04/06/2014 19:21
MH370: 300 days to search ocean
Three hundred days: That's how long a private contractor will have to cover a remote area of the Indian Ocean a little smaller than the country of Sri Lanka where officials believe missing Malaysia Airlines Flight 370 ended up, according to CNN.
The time frame for the sea floor search was included in documents released Wednesday by Australian authorities seeking bids from companies to carry out the next phase of the hunt for the passenger jet.
Nearly three months after Flight 370 disappeared over Southeast Asia, searchers have found no trace of the Boeing 777 or the 239 people aboard, making it one of the biggest mysteries in aviation history.
Authorities have not been able to explain why the jet veered dramatically off course during a scheduled flight from Kuala Lumpur to Beijing on March 8 or to say where exactly its errant journey ended.
Hopes of closure for the families of those on board were raised in early April, when a search team in the southern Indian Ocean detected pings that were initially believed to have come from the plane's flight recorders. But last week, Australian authorities said that an exhaustive search of the sea floor around the pings had found no wreckage, ruling it out as the aircraft's final resting place.
Now, officials are preparing for the next stage of the search.
Australia, the closest country to the area where the plane is believed to have entered the ocean, has decided to delegate the management and operation of the new phase to a private company.

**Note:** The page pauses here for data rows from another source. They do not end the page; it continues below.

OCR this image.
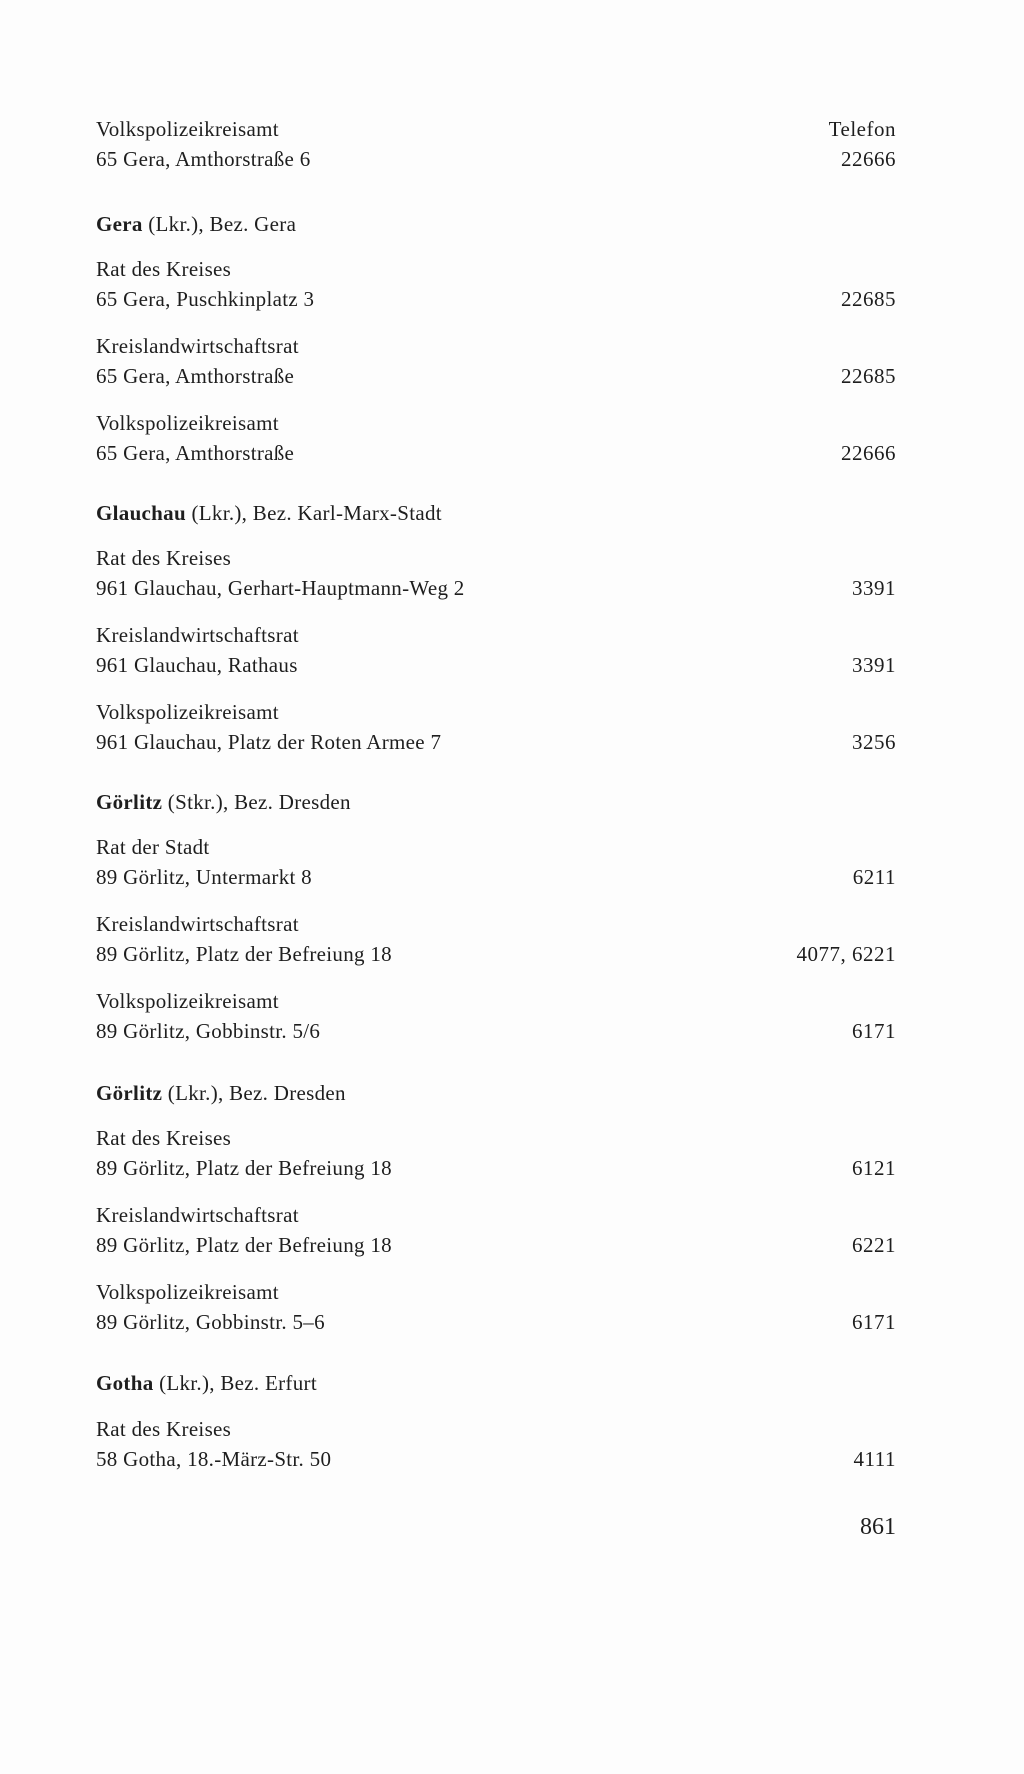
Volkspolizeikreisamt	Telefon
65 Gera, Amthorstraße 6	22666
Gera (Lkr.), Bez. Gera
Rat des Kreises
65 Gera, Puschkinplatz 3	22685
Kreislandwirtschaftsrat
65 Gera, Amthorstraße	22685
Volkspolizeikreisamt
65 Gera, Amthorstraße	22666
Glauchau (Lkr.), Bez. Karl-Marx-Stadt
Rat des Kreises
961 Glauchau, Gerhart-Hauptmann-Weg 2	3391
Kreislandwirtschaftsrat
961 Glauchau, Rathaus	3391
Volkspolizeikreisamt
961 Glauchau, Platz der Roten Armee 7	3256
Görlitz (Stkr.), Bez. Dresden
Rat der Stadt
89 Görlitz, Untermarkt 8	6211
Kreislandwirtschaftsrat
89 Görlitz, Platz der Befreiung 18	4077, 6221
Volkspolizeikreisamt
89 Görlitz, Gobbinstr. 5/6	6171
Görlitz (Lkr.), Bez. Dresden
Rat des Kreises
89 Görlitz, Platz der Befreiung 18	6121
Kreislandwirtschaftsrat
89 Görlitz, Platz der Befreiung 18	6221
Volkspolizeikreisamt
89 Görlitz, Gobbinstr. 5–6	6171
Gotha (Lkr.), Bez. Erfurt
Rat des Kreises
58 Gotha, 18.-März-Str. 50	4111
861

The Australian Transport Safety Bureau, which is leading the search at the request of the Malaysian government, said Wednesday that it is accepting proposals for the task until the end of June. The new search is expected to start in August, at the earliest.
The exact search area is yet to be defined, as an international team of experts is reviewing the satellite, radar and other data that led to the conclusion that the plane flew into the southern Indian Ocean. It will be in the vicinity of an arc hundreds of kilometers long -- the area where investigators believe the aircraft ran out of fuel, about 1,000 miles off the coast of Western Australia.